Representatives shall be apportioned among the several states according to their respective numbers, counting the whole number of persons in each state, excluding Indians not taxed. But when the right to vote at any election for the choice of electors for President and Vice President of the United States, Representatives in Congress, the executive and judicial officers of a state, or the members of the legislature thereof, is denied to any of the male inhabitants of such state, being twenty-one years of age, and citizens of the United States, or in any way abridged, except for participation in rebellion, or other crime, the basis of representation therein shall be reduced in the proportion which the number of such male citizens shall bear to the whole number of male citizens twenty-one years of age in such state.
This was a grand loophole to punish a state. Voting districts today are punished by the pork barrel system. Before, a state could be punished with reduced representation under the made-up pretense of denying certain men the right to vote.

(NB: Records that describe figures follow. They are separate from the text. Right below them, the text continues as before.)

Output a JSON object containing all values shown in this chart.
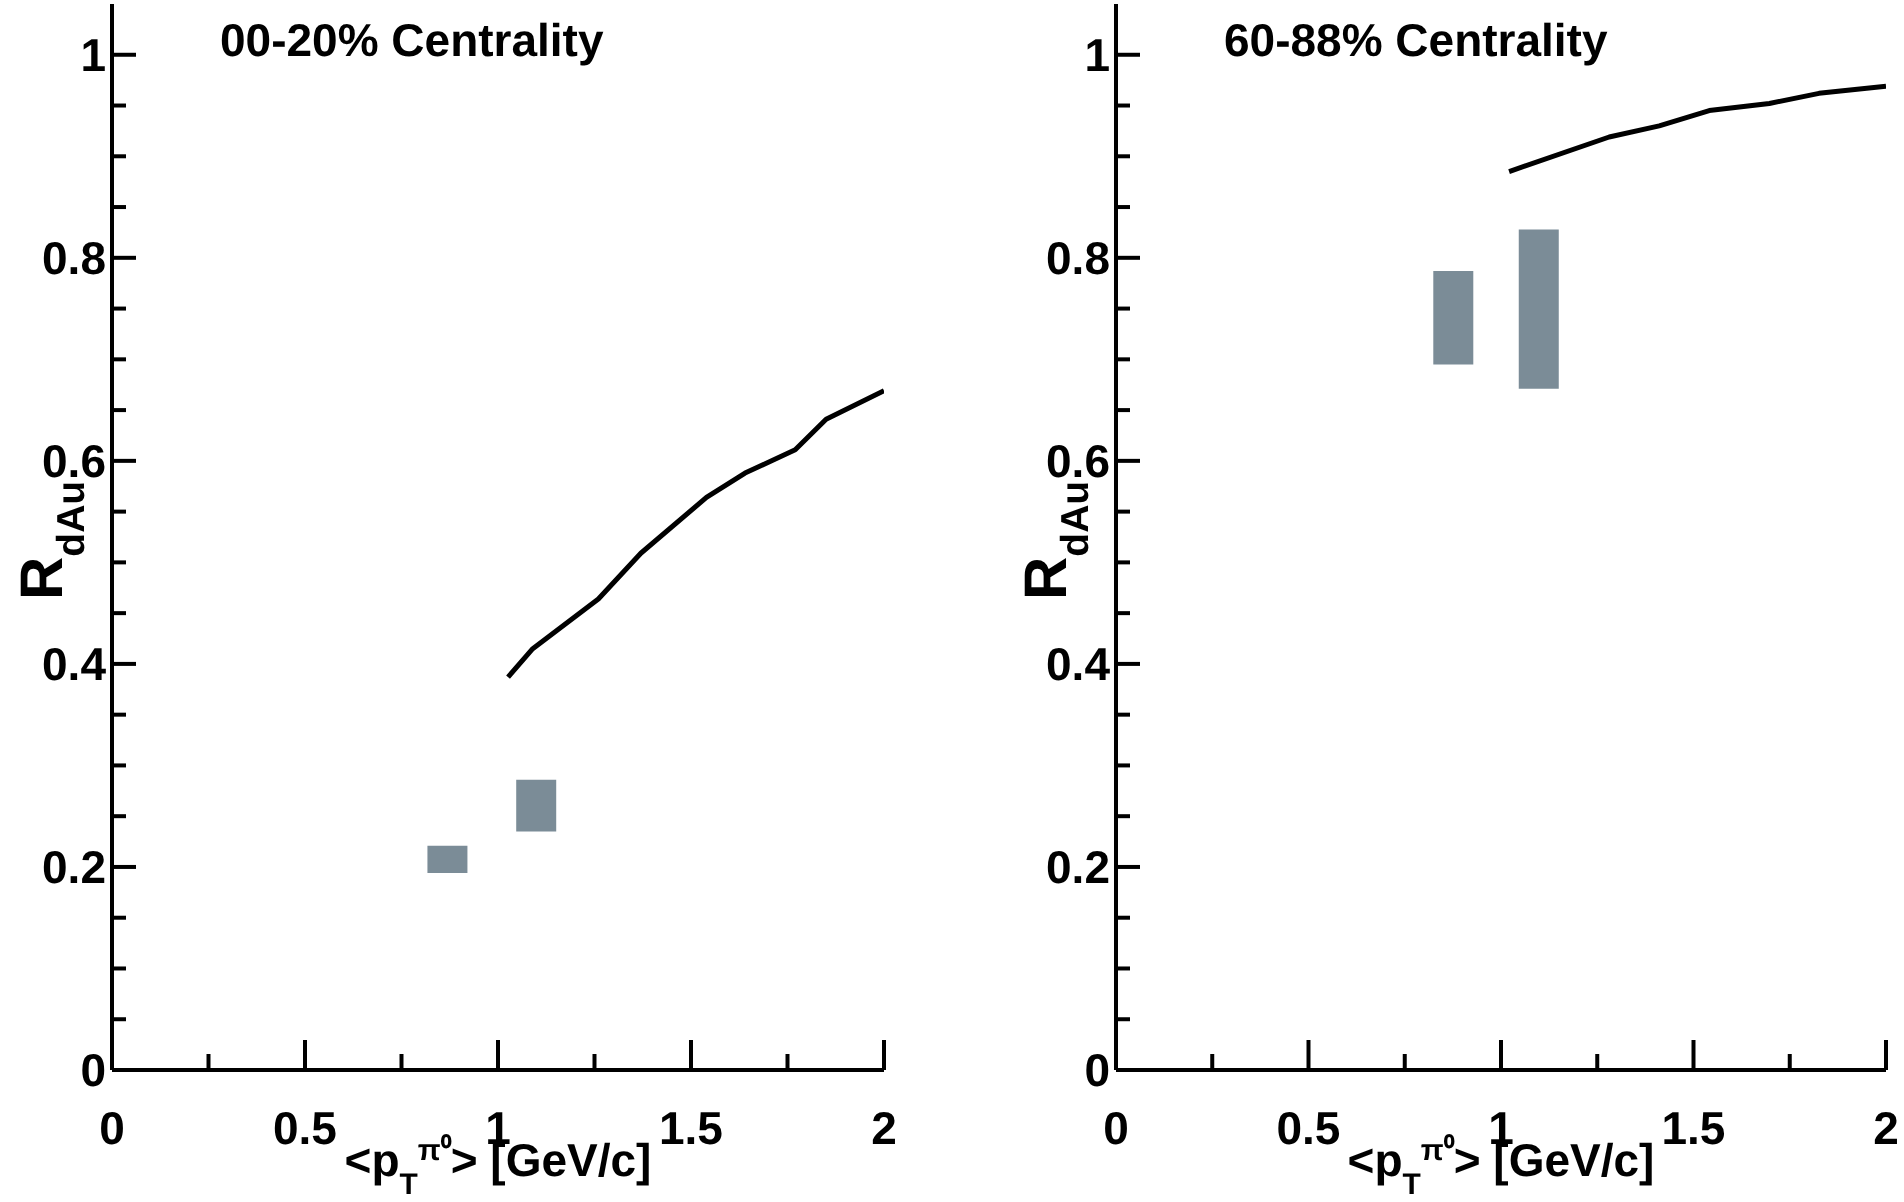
{
  "chart_data": [
    {
      "type": "line",
      "title": "00-20% Centrality",
      "xlabel": "<p$_{T}$$^{π⁰}$> [GeV/c]",
      "ylabel": "R$_{dAu}$",
      "xlim": [
        0,
        2
      ],
      "ylim": [
        0,
        1.05
      ],
      "xticks": [
        0,
        {
          "value": 0.25,
          "label": null
        },
        0.5,
        {
          "value": 0.75,
          "label": null
        },
        1,
        {
          "value": 1.25,
          "label": null
        },
        1.5,
        {
          "value": 1.75,
          "label": null
        },
        2
      ],
      "yticks": [
        0,
        {
          "value": 0.05,
          "label": null
        },
        {
          "value": 0.1,
          "label": null
        },
        {
          "value": 0.15,
          "label": null
        },
        0.2,
        {
          "value": 0.25,
          "label": null
        },
        {
          "value": 0.3,
          "label": null
        },
        {
          "value": 0.35,
          "label": null
        },
        0.4,
        {
          "value": 0.45,
          "label": null
        },
        {
          "value": 0.5,
          "label": null
        },
        {
          "value": 0.55,
          "label": null
        },
        0.6,
        {
          "value": 0.65,
          "label": null
        },
        {
          "value": 0.7,
          "label": null
        },
        {
          "value": 0.75,
          "label": null
        },
        0.8,
        {
          "value": 0.85,
          "label": null
        },
        {
          "value": 0.9,
          "label": null
        },
        {
          "value": 0.95,
          "label": null
        },
        1
      ],
      "series": [
        {
          "type": "bar",
          "color": "#7b8c97",
          "x": [
            0.87,
            1.1
          ],
          "base": [
            0.194,
            0.235
          ],
          "values": [
            0.027,
            0.051
          ]
        },
        {
          "color": "#000000",
          "x": [
            1.026,
            1.09,
            1.26,
            1.37,
            1.54,
            1.64,
            1.77,
            1.85,
            2.0
          ],
          "values": [
            0.387,
            0.415,
            0.464,
            0.509,
            0.564,
            0.588,
            0.611,
            0.641,
            0.669
          ]
        }
      ]
    },
    {
      "type": "line",
      "title": "60-88% Centrality",
      "xlabel": "<p$_{T}$$^{π⁰}$> [GeV/c]",
      "ylabel": "R$_{dAu}$",
      "xlim": [
        0,
        2
      ],
      "ylim": [
        0,
        1.05
      ],
      "xticks": [
        0,
        {
          "value": 0.25,
          "label": null
        },
        0.5,
        {
          "value": 0.75,
          "label": null
        },
        1,
        {
          "value": 1.25,
          "label": null
        },
        1.5,
        {
          "value": 1.75,
          "label": null
        },
        2
      ],
      "yticks": [
        0,
        {
          "value": 0.05,
          "label": null
        },
        {
          "value": 0.1,
          "label": null
        },
        {
          "value": 0.15,
          "label": null
        },
        0.2,
        {
          "value": 0.25,
          "label": null
        },
        {
          "value": 0.3,
          "label": null
        },
        {
          "value": 0.35,
          "label": null
        },
        0.4,
        {
          "value": 0.45,
          "label": null
        },
        {
          "value": 0.5,
          "label": null
        },
        {
          "value": 0.55,
          "label": null
        },
        0.6,
        {
          "value": 0.65,
          "label": null
        },
        {
          "value": 0.7,
          "label": null
        },
        {
          "value": 0.75,
          "label": null
        },
        0.8,
        {
          "value": 0.85,
          "label": null
        },
        {
          "value": 0.9,
          "label": null
        },
        {
          "value": 0.95,
          "label": null
        },
        1
      ],
      "series": [
        {
          "type": "bar",
          "color": "#7b8c97",
          "x": [
            0.878,
            1.1
          ],
          "base": [
            0.695,
            0.671
          ],
          "values": [
            0.092,
            0.157
          ]
        },
        {
          "color": "#000000",
          "x": [
            1.021,
            1.281,
            1.411,
            1.541,
            1.697,
            1.826,
            2.0
          ],
          "values": [
            0.885,
            0.919,
            0.93,
            0.945,
            0.952,
            0.962,
            0.969
          ]
        }
      ]
    }
  ]
}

No person shall be a Senator or Representative in Congress, or elector of President and Vice President, or hold any office, civil or military, under the United States, or under any state, who, having previously taken an oath, as a member of Congress, or as an officer of the United States, or as a member of any state legislature, or as an executive or judicial officer of any state, to support the Constitution of the United States, shall have engaged in insurrection or rebellion against the same, or given aid or comfort to the enemies thereof. But Congress may by a vote of two-thirds of each House, remove such disability.
Put simply, members of the Confederacy's government could not be part of the federal government -- unless they were friendly with a super-majority of Congress. Let's not kid ourselves: crony politics was as much a part of government then as today.

The validity of the public debt of the United States, authorized by law, including debts incurred for payment of pensions and bounties for services in suppressing insurrection or rebellion, shall not be questioned. But neither the United States nor any state shall assume or pay any debt or obligation incurred in aid of insurrection or rebellion against the United States, or any claim for the loss or emancipation of any slave; but all such debts, obligations and claims shall be held illegal and void.
"shall not be questioned" was one of the biggest screwings ever of the American people. The non-rebel states incurred their war debt, and that was that: now all federal citizens were responsible for it.
SECTION 5.The Congress shall have power to enforce, by appropriate legislation, the provisions of this article.
This clause was never used until the 13th Amendment. Supposedly it's a supplement to Article I's "Necessary and Proper" clause, but then at best it's superfluous. In fact "The Congress shall have power to enforce, by appropriate legislation" has always been a blank check for Congress to do whatever it wants, legitimized by "law." Conservatives should love this! They cling so much to "We must follow the law," except when they don't like it.

So there you have it: I've just played by conservatives' game, falling back on the Constitution, and it only goes to show how that document is contradictory and anti-freedom at best. It does nothing to protect my freedom, instead subjecting me to to the whims of a government I never agreed to. Me? Since a few years ago, I side with Lysander Spooner.